Die Auszeichnung ging an den Mann, der seine Stimme gegen das Ermächtigungsgesetz zum Irak-Krieg "die wichtigste in 44 Jahren" nannte. Kennedy wurde zum strengsten Kritiker des jüngeren Bush. Er schimpfte den Irak-Krieg vor dem Senat einen "Betrug, erfunden in Texas". Was man den Amerikanern "Woche um Woche" erzählt habe, sei nichts als "Lügen über Lügen über Lügen". So sprach der große, zornige, gewichtige, bisweilen übergewichtige "Pate" der Demokraten. Der 43. US-Präsident, George W. Bush, verwahrte sich matt gegen die "unzivilen" Vorwürfe. Er hatte in besseren Zeiten, vor "9/11", mit Kennedy ein Erziehungsgesetz erarbeitet und war ihm so nahe gekommen, dass die beiden im Weißen Haus den Film "Thirteen Days" über JFK in der Kuba-Krise sahen.
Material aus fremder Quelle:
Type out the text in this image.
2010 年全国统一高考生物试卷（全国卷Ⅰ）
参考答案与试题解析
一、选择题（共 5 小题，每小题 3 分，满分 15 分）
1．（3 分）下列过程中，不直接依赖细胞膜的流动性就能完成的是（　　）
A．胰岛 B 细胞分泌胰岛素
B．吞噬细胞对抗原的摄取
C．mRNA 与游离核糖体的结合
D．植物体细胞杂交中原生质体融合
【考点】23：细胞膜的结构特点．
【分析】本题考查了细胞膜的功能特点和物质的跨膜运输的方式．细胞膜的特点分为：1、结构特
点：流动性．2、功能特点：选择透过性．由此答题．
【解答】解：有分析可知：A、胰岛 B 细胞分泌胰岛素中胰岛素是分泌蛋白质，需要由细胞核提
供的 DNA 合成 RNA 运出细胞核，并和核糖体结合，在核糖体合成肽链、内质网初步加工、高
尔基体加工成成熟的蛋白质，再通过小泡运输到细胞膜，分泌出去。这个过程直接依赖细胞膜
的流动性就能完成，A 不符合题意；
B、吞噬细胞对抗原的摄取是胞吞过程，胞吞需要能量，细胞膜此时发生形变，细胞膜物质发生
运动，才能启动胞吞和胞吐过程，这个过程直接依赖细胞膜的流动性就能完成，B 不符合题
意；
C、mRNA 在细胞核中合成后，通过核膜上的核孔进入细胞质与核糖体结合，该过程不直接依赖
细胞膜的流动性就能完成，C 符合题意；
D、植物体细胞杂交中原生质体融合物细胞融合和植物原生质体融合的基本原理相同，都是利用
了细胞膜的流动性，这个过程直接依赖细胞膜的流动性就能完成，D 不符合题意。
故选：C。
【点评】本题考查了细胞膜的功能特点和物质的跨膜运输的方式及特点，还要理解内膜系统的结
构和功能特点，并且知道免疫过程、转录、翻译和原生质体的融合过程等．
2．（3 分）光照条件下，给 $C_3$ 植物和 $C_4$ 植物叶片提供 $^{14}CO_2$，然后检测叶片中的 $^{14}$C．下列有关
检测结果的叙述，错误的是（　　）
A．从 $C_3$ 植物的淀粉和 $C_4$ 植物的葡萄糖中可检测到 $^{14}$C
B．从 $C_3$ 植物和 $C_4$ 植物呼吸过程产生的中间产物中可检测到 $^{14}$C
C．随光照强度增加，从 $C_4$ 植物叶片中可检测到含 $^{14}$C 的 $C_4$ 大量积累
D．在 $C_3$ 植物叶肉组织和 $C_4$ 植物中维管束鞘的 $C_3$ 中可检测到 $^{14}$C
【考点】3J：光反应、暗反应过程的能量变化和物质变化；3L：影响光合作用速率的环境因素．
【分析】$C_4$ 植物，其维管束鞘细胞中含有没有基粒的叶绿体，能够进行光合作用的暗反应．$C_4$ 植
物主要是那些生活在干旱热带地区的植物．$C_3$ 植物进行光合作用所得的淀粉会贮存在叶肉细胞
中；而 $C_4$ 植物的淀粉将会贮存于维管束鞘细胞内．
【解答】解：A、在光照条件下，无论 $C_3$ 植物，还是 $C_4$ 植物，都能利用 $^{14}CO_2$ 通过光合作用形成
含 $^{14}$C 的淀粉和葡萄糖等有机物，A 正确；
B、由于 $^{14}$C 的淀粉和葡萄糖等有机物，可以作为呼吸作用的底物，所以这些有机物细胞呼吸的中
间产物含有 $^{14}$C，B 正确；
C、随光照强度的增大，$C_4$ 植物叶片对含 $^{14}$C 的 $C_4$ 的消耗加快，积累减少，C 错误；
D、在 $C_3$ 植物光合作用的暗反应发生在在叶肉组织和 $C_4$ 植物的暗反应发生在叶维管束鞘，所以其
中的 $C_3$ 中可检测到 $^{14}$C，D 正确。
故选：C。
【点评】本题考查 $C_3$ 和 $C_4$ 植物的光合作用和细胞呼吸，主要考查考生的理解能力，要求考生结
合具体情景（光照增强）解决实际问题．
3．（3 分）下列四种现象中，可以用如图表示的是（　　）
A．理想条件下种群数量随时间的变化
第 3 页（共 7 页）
Tragik durchzog sein Leben. John und Robert ermordet, Ted kam 1964 bei einem Flugzeugabsturz knapp mit dem Leben davon. Zwei Kinder erkrankten an Krebs; sein Sohn Patrick, der letzte Kennedy in einem öffentlichen Amt, ruinierte seine Karriere im Kongress durch Depression und Drogen. Ted Kennedy hatte nicht seinesgleichen. Amerika ist ärmer ohne ihn.